On the contrary, he stressed the need for deals to be implemented rapidly for the sake of the war on terror, indicating his displeasure with the conditions that Washington has set on delivering American weapons to Baghdad. Maliki confidants privately acknowledge their dissatisfaction with the US's delays in supplying arms to the Iraqi Army.
Washington often postpones target dates for weapon deliveries under pre-negotiated contracts and imposes conditions on the use of these weapons. The F-16 package is generally considered the best example of this sluggishness. The Iraqi government concluded a deal in 2009 to purchase 36 F-16s, under which Washington agreed to deliver the first batch in March 2011.
The delivery has been postponed until 2013 due to concerns by various political parties. So far, none of the planes have been delivered. Observers have linked these events with a visit initiated by Assistant Secretary of State for Political-Military Affairs Andrew Shapiro to Baghdad only a few days after Maliki's return.
Some interpret this trip as an expression of US reservations regarding the the deals signed by Maliki. The Iraqi Foreign Ministry reported that Shapiro met with Foreign Minister Hoshyar Zebari and said that the US is comitted to improving the defensive and technological capabilities of Iraq's security forces, and that, in accordance with US law, bilateral contracts between two countries would be honored.
Shapiro did not meet with Maliki. Meanwhile the spokesperson for the US State Department, Victoria Nuland, refrained from commenting on reports that focused on the military character of Maliki's trip to Moscow. "Iraq overall has initiated some 467 foreign military sales cases with the United States.

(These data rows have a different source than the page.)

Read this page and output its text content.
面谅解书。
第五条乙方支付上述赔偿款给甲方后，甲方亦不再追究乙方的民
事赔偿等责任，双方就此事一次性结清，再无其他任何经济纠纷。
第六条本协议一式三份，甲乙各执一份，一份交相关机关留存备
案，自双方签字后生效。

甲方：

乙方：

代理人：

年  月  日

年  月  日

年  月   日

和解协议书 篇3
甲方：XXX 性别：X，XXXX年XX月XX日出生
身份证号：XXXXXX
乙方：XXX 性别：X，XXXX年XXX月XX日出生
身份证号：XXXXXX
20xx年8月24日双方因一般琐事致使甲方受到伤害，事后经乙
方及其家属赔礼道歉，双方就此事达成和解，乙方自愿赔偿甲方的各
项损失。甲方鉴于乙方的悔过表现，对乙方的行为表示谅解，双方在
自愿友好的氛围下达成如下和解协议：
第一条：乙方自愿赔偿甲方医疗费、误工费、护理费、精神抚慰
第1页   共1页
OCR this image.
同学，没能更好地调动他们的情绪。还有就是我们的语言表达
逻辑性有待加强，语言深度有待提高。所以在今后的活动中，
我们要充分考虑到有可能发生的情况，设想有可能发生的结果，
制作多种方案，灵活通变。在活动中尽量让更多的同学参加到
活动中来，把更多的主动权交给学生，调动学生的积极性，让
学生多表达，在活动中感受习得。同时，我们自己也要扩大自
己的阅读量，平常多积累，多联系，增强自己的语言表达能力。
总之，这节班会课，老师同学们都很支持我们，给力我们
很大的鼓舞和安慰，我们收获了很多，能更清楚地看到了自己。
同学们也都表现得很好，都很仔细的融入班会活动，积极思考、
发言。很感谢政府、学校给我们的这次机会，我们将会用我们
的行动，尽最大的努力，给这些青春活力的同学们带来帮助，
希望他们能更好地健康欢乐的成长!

If all of these go forward, it will be worth over $12.3 billion, so obviously our own military support relationship with Iraq is very broad and very deep," she said. In the view of many experts, the US is responsible for any jolt to Iraq's emerging democracy and understands the fears that the security forces and their arms could be used in domestic fighting, as under Saddam Hussein.
He used the army to quell popular uprisings in southern Iraq in 1991 and in the northern region in 1988. As a result, Washington is looking for credible Iraqi guarantees. In contrast to the US, Russia does not believe there is any harm in selling arms without preconditions, especially when the indicators of the global arms market portend a decline in Russian arms sales.
Iraqi politicians and representatives accuse Russia of nefarious intentions in its arming of states. Meanwhile observers have argued that the timing of Iraq's rapprochement with Russia and signs of Moscow mending its historic ties with Baghdad are inextricably tied to current regional circumstances, and especially developments in Syria.
These have greatly encouraged the revival of an erstwhile, volatile relationship. As far as their positions on the Syrian crisis and their proposed solutions, Iraq and Russia have adopted compatible positions. By contrast, Iraq’s posture cannot be reconciled with Washington's stance on the region. Indeed, this represents a low point in the relationship between the two countries.
Iraq harbors many fears for what comes after Syrian President Bashar al-Assad, and is intensely preoccupied with fears that Islamist extremists would take the reins of power in Syria. According to those with close ties to the Iraqi government, this intensifies the need to support Iraq's security forces as they seek to defend the country from any possible confrontation.